Viande in vitro : encore pire pour la planète que la vraie ?

Environnement

Alors que l'élevage est un gros contributeur de gaz à effet de serre, cultiver la viande à partir de cellules souches semble sur le papier une alternative plus durable. Pourtant, à très long terme, le bénéfice en matière de réchauffement climatique pourrait s'inverser, estime une nouvelle étude. Cela n'empêche pas de nombreuses startups de se lancer sur le marché, malgré des prix de production pour le moment prohibitifs et une demande très incertaine des consommateurs, plutôt réticents aux produits très transformés.
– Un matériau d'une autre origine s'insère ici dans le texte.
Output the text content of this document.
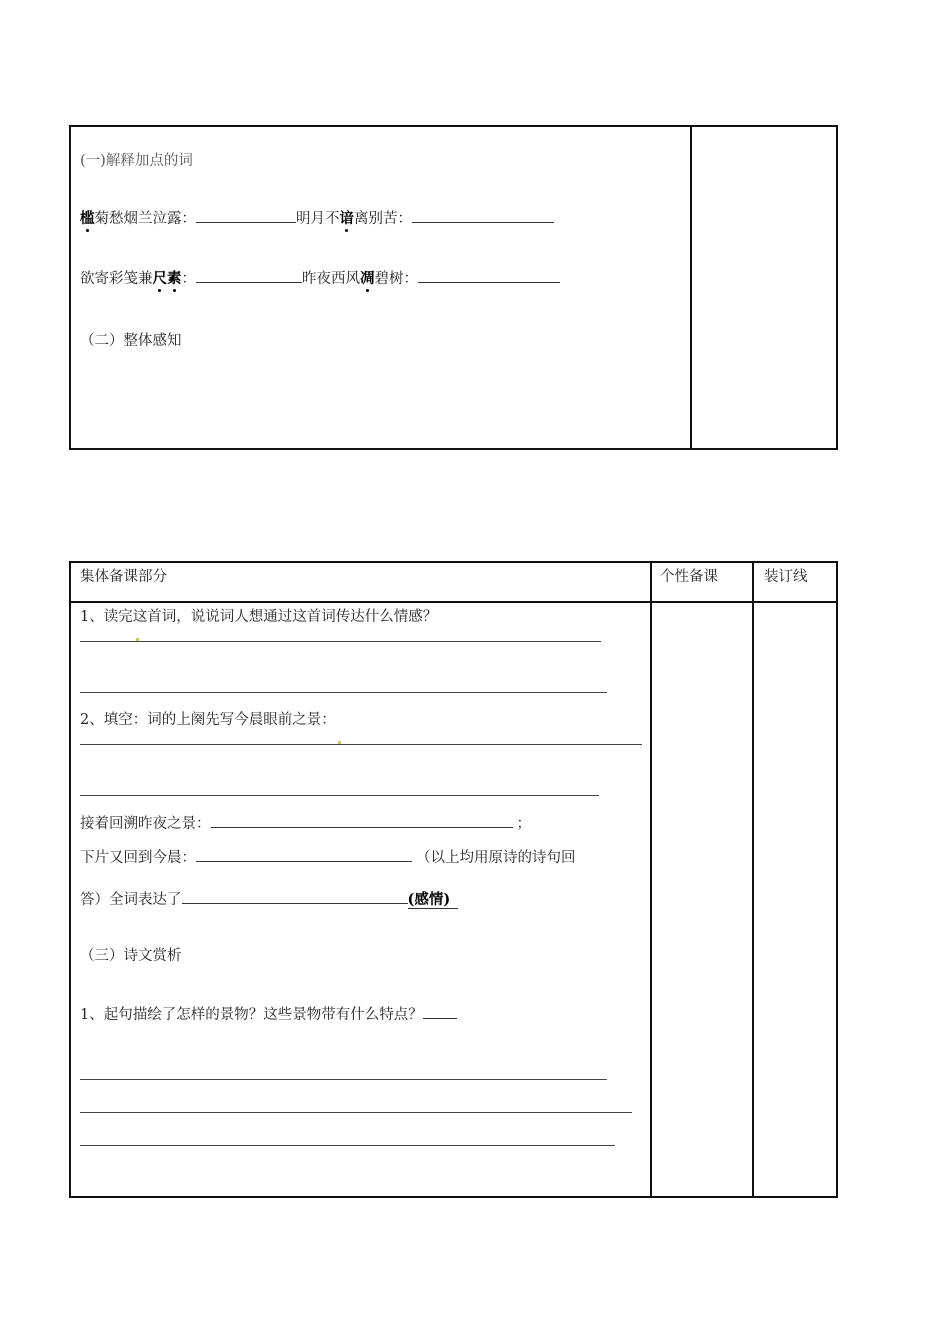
(一)解释加点的词
槛菊愁烟兰泣露：	明月不谙离别苦：
欲寄彩笺兼尺素：	昨夜西风凋碧树：
（二）整体感知
集体备课部分	个性备课	装订线
1、读完这首词，说说词人想通过这首词传达什么情感？
2、填空：词的上阕先写今晨眼前之景：
接着回溯昨夜之景：	；
下片又回到今晨：	（以上均用原诗的诗句回
答）全词表达了	(感情)
（三）诗文赏析
1、起句描绘了怎样的景物？这些景物带有什么特点？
En 2013, le premier steak fabriqué in vitro a pu être dégusté à Londres. Cette « viande » fabriquée à partir de cellules souches élevées dans des boîtes de Petri et arrosée de divers additifs pour améliorer sa texture, est censée être plus éthique, puisqu'elle ne nécessite pas de tuer d'animaux, et plus vertueuse au niveau environnemental, puisqu'aucune vache n'est élevée. Or, l'élevage génère 18 % des gaz à effet de serre au niveau mondial, principalement du méthane (CH4) issu de la rumination et des déjections ainsi que du protoxyde d'azote (N2O). Une étude de l’université d’Oxford a calculé, en 2011, que la production de viande artificielle permet de diminuer les émissions de gaz à effet de serre de 96 % par rapport à la viande conventionnelle, nécessite 45 % d'énergie en moins et économise jusqu'à 96 % d'eau.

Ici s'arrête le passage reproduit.